# Pellet grills...pros and cons?



## Zwiefel (Mar 25, 2014)

A friend sent me this video and asked what I think of this versus charcoal.

[video=youtube;6ExJrfgJ8zU]https://www.youtube.com/watch?v=6ExJrfgJ8zU[/video]

Any one familiar with kind of thing and have some thoughts?


----------



## Bill13 (Mar 25, 2014)

I am familiar with the ones made by Cookshack, http://www.cookshack.com/store/Grills and they are awesome - but expensive. I have one of their smaller smokers, the sm-045 which I really like. Overall I like the concept but I don't see a big advantage when grilling. It is really helpful when smoking for long periods of time.


----------



## mhlee (Mar 25, 2014)

Zwiefel said:


> A friend sent me this video and asked what I think of this versus charcoal.
> 
> [video=youtube;6ExJrfgJ8zU]https://www.youtube.com/watch?v=6ExJrfgJ8zU[/video]
> 
> Any one familiar with kind of thing and have some thoughts?

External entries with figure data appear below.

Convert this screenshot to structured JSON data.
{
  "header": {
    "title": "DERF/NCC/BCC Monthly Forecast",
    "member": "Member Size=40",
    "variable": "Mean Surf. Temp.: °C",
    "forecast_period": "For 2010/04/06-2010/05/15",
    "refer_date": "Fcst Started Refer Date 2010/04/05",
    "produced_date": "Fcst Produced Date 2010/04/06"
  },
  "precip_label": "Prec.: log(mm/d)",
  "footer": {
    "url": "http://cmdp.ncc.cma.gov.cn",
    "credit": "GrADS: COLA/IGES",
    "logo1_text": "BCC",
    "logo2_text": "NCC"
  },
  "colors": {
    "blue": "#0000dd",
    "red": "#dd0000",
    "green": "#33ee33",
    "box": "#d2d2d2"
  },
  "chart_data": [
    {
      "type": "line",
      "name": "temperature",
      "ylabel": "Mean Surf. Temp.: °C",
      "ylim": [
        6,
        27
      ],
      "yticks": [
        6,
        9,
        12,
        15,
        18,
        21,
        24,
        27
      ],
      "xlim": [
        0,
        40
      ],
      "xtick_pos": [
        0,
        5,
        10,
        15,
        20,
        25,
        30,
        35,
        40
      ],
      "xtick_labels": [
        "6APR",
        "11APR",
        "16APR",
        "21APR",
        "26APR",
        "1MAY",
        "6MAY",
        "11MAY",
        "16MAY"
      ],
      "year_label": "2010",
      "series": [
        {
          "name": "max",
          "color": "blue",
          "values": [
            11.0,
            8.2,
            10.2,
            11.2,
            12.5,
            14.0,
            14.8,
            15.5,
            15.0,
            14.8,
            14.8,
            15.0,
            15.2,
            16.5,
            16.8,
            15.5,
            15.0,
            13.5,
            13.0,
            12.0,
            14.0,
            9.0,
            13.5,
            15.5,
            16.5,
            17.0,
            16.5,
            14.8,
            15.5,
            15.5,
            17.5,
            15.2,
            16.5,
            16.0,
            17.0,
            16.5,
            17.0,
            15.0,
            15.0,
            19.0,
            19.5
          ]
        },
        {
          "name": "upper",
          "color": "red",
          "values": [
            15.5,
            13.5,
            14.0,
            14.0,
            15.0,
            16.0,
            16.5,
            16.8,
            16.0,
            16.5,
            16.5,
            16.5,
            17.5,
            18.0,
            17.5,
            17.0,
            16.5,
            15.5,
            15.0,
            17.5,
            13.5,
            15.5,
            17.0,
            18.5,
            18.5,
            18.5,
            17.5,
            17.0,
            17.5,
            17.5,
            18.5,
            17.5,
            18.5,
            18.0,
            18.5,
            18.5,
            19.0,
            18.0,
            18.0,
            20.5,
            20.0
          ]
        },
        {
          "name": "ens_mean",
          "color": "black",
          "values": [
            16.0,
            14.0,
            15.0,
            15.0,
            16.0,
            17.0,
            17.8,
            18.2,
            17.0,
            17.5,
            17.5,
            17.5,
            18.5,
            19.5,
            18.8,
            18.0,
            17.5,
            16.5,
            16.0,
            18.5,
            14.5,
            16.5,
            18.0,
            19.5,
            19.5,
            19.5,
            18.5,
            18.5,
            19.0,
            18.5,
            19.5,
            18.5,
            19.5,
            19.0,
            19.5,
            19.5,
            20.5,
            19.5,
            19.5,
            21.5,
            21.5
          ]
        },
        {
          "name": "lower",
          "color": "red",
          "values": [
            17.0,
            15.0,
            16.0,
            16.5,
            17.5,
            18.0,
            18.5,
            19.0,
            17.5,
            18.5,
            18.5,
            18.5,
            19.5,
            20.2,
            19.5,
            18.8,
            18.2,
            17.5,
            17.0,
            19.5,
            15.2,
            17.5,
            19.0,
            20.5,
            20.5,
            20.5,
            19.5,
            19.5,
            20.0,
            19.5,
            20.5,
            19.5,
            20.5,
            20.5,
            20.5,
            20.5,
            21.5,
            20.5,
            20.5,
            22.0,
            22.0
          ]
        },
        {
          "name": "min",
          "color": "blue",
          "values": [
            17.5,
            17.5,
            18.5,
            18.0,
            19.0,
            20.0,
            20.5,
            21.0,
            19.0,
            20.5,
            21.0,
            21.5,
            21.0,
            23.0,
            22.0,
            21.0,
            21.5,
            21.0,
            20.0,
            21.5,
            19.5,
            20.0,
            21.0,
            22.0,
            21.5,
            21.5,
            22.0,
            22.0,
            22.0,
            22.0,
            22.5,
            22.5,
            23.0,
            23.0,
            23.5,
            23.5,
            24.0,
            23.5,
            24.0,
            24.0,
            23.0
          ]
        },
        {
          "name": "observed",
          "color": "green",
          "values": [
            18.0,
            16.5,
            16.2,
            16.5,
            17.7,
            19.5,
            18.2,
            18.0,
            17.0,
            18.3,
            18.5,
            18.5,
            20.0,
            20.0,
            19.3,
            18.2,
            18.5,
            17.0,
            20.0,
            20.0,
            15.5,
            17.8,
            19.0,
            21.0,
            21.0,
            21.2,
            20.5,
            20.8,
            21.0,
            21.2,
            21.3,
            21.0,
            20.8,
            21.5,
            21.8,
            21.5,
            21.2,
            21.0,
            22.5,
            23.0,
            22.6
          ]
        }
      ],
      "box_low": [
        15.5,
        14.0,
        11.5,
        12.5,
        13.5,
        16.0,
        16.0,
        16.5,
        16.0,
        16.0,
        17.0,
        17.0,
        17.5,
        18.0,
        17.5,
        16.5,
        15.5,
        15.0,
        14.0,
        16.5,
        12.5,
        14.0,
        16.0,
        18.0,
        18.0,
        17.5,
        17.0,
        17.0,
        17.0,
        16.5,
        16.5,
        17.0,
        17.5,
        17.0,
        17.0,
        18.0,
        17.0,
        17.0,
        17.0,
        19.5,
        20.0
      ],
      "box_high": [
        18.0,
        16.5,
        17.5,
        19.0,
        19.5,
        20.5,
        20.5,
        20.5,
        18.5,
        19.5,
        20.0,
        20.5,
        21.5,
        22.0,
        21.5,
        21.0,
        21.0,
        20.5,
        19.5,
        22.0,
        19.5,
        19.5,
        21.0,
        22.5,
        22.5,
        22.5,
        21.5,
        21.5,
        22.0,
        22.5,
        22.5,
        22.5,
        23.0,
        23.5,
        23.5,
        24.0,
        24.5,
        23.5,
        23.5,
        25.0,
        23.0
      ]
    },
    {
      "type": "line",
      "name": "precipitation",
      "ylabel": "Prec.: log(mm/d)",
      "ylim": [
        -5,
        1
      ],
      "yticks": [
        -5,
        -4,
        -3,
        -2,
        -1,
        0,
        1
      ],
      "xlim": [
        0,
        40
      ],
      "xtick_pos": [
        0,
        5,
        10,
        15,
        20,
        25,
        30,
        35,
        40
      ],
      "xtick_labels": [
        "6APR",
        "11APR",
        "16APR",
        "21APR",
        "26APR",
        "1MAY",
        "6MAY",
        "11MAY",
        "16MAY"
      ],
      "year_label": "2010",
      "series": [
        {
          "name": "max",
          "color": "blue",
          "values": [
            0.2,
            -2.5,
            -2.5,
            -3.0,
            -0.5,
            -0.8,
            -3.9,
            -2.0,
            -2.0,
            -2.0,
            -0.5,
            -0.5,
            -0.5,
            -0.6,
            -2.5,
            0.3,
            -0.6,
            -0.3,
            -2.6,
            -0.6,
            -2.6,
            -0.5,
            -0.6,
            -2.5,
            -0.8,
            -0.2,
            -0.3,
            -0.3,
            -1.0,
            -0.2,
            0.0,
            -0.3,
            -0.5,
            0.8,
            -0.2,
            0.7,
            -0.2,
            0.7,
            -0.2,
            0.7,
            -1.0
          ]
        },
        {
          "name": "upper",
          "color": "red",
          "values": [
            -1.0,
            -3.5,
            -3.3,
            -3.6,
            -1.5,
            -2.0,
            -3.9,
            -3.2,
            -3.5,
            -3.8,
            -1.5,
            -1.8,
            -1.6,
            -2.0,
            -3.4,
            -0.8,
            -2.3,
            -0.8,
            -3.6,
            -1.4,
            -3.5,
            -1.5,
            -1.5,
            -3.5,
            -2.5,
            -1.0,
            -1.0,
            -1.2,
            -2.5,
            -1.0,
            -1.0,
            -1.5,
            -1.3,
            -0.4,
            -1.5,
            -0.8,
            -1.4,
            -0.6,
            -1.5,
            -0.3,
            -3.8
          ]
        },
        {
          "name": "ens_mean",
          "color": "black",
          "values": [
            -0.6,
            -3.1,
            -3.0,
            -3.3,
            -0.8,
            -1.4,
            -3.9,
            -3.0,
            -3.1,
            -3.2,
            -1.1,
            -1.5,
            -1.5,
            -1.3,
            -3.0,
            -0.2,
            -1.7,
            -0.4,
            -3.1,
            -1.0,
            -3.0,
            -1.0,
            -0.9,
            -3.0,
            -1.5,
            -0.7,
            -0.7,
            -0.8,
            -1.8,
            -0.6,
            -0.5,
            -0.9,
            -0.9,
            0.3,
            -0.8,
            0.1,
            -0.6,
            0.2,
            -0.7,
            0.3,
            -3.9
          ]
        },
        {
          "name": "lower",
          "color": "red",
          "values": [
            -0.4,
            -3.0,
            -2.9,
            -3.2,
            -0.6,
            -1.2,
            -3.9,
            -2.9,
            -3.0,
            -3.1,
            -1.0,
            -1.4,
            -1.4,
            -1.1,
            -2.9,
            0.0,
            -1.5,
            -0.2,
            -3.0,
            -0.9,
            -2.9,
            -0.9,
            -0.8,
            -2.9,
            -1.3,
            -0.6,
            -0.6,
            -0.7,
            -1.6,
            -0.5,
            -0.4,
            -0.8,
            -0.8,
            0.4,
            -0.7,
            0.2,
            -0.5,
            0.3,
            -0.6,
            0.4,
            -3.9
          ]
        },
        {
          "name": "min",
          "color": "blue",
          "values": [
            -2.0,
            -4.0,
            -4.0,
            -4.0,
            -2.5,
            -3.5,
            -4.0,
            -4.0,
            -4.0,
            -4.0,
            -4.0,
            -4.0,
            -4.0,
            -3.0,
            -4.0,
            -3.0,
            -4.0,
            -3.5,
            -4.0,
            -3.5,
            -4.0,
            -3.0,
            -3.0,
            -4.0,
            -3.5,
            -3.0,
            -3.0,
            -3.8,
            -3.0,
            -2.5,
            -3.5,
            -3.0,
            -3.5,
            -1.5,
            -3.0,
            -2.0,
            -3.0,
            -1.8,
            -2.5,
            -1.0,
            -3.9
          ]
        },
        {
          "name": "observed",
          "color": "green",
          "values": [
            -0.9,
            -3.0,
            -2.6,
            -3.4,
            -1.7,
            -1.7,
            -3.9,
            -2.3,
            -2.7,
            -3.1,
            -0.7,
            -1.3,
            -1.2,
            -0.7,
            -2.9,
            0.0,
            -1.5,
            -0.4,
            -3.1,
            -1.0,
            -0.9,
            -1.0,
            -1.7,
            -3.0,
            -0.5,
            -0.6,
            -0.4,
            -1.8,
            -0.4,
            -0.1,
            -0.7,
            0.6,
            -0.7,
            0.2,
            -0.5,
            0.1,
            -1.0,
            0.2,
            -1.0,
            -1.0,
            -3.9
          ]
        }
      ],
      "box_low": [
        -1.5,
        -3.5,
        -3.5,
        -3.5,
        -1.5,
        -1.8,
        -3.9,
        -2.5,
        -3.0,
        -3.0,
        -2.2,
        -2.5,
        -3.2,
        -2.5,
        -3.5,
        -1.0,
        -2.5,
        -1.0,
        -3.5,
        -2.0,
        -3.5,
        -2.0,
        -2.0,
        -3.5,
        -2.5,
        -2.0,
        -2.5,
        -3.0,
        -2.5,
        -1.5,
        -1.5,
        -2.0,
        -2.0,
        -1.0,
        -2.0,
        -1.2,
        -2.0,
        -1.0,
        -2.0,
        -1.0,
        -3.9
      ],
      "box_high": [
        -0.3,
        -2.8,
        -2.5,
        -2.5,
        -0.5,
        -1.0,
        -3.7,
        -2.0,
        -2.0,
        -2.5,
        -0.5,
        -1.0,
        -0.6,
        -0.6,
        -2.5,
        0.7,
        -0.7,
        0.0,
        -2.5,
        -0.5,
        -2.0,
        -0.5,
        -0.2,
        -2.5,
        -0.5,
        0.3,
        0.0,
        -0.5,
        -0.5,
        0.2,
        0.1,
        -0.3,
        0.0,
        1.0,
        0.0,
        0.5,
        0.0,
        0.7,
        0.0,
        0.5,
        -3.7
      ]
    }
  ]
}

I've never used one, but seriously looked at several pellet cookers, including the larger Traeger models. Here are the pros in my opinion:

1. Easy to use - set it and forget it, or change temps on the fly simply - for cooking or smoking;
2. Pellets are generally easy to purchase;
3. Generally low maintenance;
4. Easy to reload and cook for long periods of time;
5. Light and easy to transport;
6. Low ash. 

Cons:

1. The small one has low capacity; if you're going to buy one, get the big one;
2. Not insulated;
3. Must use pellets and limited choices of pellets;
4. May not create enough smoke for barbecuing;
5. Doesn't get hot enough for pizza or super hot grilling;
6. Relies on electricity.


----------



## sw2geeks (Mar 26, 2014)

I have been cooking with one for years. Most of the stuff I post here is cooked on a traeger Texas grill. It functions best as a smoker and as a wood convection oven with its digital thermostat that maintains the temp in the grill by adjusting the amount of pellets being feed into the firepot. Just set it at a temp like 180 or 225, and it will smoke at that temprature for 12 hours unattended. Grilling is were it is a little weak as it has trouble maintaining high temps when you open and close the lid. I bought some grill grates and that really helped with raising the temp on the grill for grilling so that I now get nice grill marks on my steaks on the Traeger. The Cookshack grill has a better design than the traeger which makes it better at grilling, but cost a lot. If I get a new grill, I will probably try to save enough for the cookshack.


----------



## Zwiefel (Mar 26, 2014)

Thanks guys, great feedback!


----------